The observed hemispheric differences in endemism and available landmass suggest potential differences in the way in which northern and southern species might respond to environmental change. For instance, the smaller area and higher discontinuity of available landmass in the extratropical latitudes of the southern hemisphere might affect the ability of southern species to shift their ranges⁵³. The majority of landmass in the southern hemisphere consists of the southern tips of continents (Fig. 4), isolated by vast expanses of ocean, whereas in the northern hemisphere, extensive areas of landmass are connected across latitudes and longitudes^48,49,50, and the two largest separated blocks of land (Palaearctic and Nearctic) are only separated by the comparatively narrow Bering Strait^54,55,56. Moreover, for birds with range limits at the southern tip of continents (e.g. Fig. 5), the nearest poleward landmasses are the sub-Antarctic islands or the Antarctic continent, which have climatic conditions that make them unsuitable as breeding grounds for most birds. If environmental conditions in the current ranges become unsuitable^28,29, many southern-hemisphere species might therefore not be able to reach suitable new breeding areas. In addition, due to the isolation of landmasses, it is not uncommon for southern-hemisphere species to have their most closely related species on a different continent², and local extinctions are therefore less likely to be replaced by the functionally or phylogenetically most-closely related species.
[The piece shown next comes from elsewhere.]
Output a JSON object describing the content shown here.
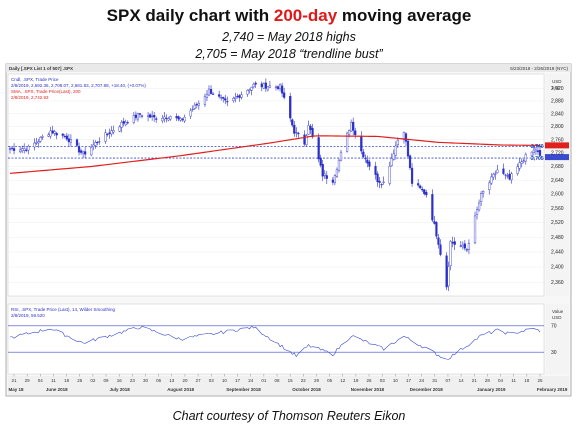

To date, most studies on the potential effects of environmental changes on species assemblages are based on data from the northern hemisphere⁵⁷, and it is not clear in which way species assemblages in the two hemispheres might differ in their responses to climatic changes. Our results demonstrate that, in addition to protecting high-richness areas, conservation actions should be aimed towards protecting the most-highly unique ecosystems that are vulnerable due to their high dependence on endemics, that is, their high dependence on irreplaceable species, functional trait combinations, and evolutionary lineages, and which are most prevalent in the southern hemisphere.